А тут ему в армии служить приспичило. Добровольцем. Лет маловато, а это же не война. Лейтенант из части приезжал, как водится. Познакомились. Говорю, маляры вам не нужны? В крайнем случае, окопы рыть. Я вам танки под цвет местности перекрашу. Вы мне только три каски выдайте. Одну на голову, а две спереди. А где наши руки не нужны? Короче говоря, решила вместе с сыном ехать. Приняли меня на время его службы. Стала рабочая армии. Живем с сыном, конечно, порознь. Он в казарме, а мне комнатенку дали. Зато как увольнительная, он дома. Бронежилет ему связала из титановой проволоки.
Что люди, то и я. Я мать, вы меня поймите. Отслужит, думаю, женится, дети пойдут. Не теперь, пусть подрастет, в кости окрепнет. Я тогда опять в садик устроюсь с ясельной группой. Там меня давно на примете держат.
Все бы ничего, да занятия по боевой подготовке начались. В атаку они ходят. А я рядом, пригнусь, чтобы лейтенант не видел и вперед. Гранаты научилась кидать, куда с добром! Да и стреляю тоже. Главное, глаза не зажмуривать, а пуля, она, как баба, тоже дура, она летит, куда ей деться! Дзот условного противника все ближе. И такие оттуда кинжальные огни вылетают, жуть. Сынок мой подползает, гранату одну, вторую, а тот все палит. Аж сердце заходится от страха. Чую тогда, спиной чую, сейчас встанет во весь рост и на амбразуру кинется. Азартный он, заводной. Ну, я тогда как вскочу, как заору и собой его прикрываю. И тут как полоснет!
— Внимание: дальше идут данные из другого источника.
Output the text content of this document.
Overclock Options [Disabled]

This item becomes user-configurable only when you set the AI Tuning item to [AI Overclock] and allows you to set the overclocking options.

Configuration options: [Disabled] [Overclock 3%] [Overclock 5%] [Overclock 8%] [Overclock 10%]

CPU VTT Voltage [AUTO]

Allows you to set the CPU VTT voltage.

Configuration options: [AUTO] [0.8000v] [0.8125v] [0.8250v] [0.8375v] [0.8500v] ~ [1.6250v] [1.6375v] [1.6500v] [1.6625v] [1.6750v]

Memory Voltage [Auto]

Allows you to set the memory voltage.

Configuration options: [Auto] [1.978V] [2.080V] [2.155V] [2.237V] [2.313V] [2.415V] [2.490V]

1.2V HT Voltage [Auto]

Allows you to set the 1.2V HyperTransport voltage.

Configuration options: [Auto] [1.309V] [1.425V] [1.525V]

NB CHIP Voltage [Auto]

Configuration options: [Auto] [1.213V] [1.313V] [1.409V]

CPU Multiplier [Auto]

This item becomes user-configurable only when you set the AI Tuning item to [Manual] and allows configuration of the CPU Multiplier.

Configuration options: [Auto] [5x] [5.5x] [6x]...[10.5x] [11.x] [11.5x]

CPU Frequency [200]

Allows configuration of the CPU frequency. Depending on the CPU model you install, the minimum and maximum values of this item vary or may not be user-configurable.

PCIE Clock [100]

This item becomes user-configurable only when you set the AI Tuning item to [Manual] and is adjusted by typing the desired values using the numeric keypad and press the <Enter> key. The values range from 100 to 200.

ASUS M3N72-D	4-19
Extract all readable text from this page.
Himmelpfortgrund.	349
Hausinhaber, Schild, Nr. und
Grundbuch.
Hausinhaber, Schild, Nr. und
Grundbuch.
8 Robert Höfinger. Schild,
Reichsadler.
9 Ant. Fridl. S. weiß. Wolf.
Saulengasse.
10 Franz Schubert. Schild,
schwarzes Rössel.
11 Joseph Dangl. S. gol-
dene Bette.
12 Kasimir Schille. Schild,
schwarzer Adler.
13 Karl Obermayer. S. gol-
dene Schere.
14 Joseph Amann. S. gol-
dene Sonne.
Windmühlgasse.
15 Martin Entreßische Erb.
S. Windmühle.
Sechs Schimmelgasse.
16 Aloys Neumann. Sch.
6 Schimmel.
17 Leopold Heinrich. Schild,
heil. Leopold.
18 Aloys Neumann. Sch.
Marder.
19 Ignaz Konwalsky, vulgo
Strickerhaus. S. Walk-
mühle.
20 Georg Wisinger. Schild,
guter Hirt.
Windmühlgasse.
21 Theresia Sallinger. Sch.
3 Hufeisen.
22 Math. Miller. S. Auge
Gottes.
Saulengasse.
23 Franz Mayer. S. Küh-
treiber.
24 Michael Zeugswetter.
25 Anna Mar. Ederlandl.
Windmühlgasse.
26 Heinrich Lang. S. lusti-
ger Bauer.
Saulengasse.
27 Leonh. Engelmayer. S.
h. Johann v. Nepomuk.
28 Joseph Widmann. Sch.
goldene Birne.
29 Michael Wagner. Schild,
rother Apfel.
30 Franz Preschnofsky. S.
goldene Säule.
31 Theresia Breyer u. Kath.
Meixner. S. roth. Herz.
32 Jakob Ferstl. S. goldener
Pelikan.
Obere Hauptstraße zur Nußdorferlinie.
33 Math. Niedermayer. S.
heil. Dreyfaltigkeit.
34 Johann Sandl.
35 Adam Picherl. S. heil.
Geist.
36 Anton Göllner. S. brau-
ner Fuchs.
Ну, и просыпаюсь в крике среди ночи! В больничной серой рубашке. С большим животом, вялая. Господи! Это же мне рожать приспело! Все только начинается! А я уж думала, отмучилась. Маленький мой, ты уж поосторожней, не спеши! Мама тебя любит. Мы с тобой сегодня, может быть, увидимся! Познакомимся, мой хороший! Не бойся, малыш, мама с тобой! До встречи!
Ну, где вы там! Доктор! Кажется, нам пора!
НАТЕРПЕЛСЯ
Вы говорите, борьба за социалистическую культуру обслуживания. Правильно. Только надо тактику выработать. Они нас, к примеру, фруктово-овощной пересортицей завалили. А мы — не брать!
У них прилавки ломятся от стеариновой австралийской баранины. Не брать!
Месяц— то можно выдержать? Особенно если в конце квартала, чтобы ощутимее для них, толстокожих, было. Самим помучиться, но и их зацепить, чтобы неповадно было. На хлебе ведь можно продержаться, а? Братцы!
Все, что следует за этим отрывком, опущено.